A Multi-Agent System for Detecting Misinformation and Explaining How Online Text Misleads
Distinguishing fact from fiction has become increasingly difficult with the rise of artificial intelligence and an overwhelming amount of online information. As major tech companies scale back their content verification programs, the burden of credibility assessment has fallen entirely on individual users. Our project addresses this critical gap by presenting a hybrid machine learning and multi-agent system for factuality evaluation of online text. By evaluating distinct factuality dimensions, this work empowers users to independently verify the reliability of online content and contributes toward a more informed digital ecosystem.
What we built
We developed an interactive factuality evaluation web app that evaluates the credibility of news articles. Powered by a multi-agent architecture and four predictive machine learning models, the system scores text across multiple factuality dimensions and provides users with detailed reasoning to help them identify misleading rhetoric.
Problem & Motivation
Over the last decade, the infrastructure that once helped maintain a fact-based web has been rapidly weakening. Major platforms have scaled back fact-checking programs due to political pressure, regulatory conflicts, and declining trust in content moderation. At the same time, advances in artificial intelligence and algorithmic recommendation systems have made misinformation easier to produce and faster to spread. Traditional solutions like manual fact-checking cannot keep pace with the scale and speed of modern online content.

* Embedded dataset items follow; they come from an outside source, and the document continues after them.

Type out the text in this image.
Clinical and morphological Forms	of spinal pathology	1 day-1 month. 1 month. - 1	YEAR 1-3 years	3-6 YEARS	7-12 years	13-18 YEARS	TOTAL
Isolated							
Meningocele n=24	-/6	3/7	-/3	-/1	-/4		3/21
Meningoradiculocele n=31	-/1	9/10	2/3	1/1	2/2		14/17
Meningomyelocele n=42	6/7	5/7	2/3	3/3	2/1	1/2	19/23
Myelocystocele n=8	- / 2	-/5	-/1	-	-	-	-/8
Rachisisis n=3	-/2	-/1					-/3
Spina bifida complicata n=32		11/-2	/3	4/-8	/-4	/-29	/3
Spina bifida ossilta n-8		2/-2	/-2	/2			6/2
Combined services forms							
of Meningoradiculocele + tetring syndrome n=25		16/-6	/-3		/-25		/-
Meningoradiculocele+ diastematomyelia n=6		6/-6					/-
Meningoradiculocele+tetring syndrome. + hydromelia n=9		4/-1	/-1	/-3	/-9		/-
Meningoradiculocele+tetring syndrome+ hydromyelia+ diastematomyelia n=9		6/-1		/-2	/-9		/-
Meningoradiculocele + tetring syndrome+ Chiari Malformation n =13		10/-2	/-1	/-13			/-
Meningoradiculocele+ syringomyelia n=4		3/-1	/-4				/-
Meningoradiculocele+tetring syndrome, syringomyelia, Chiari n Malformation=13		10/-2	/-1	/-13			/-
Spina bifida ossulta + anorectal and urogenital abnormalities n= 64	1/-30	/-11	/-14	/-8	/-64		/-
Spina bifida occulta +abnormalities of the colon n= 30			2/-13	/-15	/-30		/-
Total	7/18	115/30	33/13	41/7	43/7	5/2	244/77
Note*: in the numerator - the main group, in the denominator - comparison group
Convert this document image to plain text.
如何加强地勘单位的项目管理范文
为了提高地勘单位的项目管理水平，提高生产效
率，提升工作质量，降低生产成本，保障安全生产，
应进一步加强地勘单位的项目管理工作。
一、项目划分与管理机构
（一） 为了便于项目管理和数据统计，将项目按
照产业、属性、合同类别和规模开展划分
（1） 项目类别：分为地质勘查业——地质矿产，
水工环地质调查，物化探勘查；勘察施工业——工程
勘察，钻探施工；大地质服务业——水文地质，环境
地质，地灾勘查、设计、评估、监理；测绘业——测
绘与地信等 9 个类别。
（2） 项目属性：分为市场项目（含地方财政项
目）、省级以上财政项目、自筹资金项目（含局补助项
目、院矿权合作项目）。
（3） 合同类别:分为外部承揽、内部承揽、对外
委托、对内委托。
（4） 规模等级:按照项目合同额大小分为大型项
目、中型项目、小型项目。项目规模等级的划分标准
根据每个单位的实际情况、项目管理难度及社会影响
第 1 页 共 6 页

When misinformation spreads faster than it can be verified, people are left to judge credibility on their own without reliable tools. This project explores a building multi-agent system that evaluates factuality across multiple factors including frequency heuristic, malicious account, and naive realism to determine it's truthfulness. By breaking credibility analysis into specialized agents, the system provides transparent and interpretable assessments that help online news consumers better evaluate the reliability of online information.
Approach
So what?
Our system is not a binary “true / false” classifier. Instead, it analyzes multiple interpretable signals about how a piece of text may mislead and explains why it assigned each score. This is intended to:
- Help readers spot rhetorical tricks like repetition-as-evidence and emotionally charged framing.
- Give journalists and researchers a diagnostic lens for comparing outlets, articles, or time periods.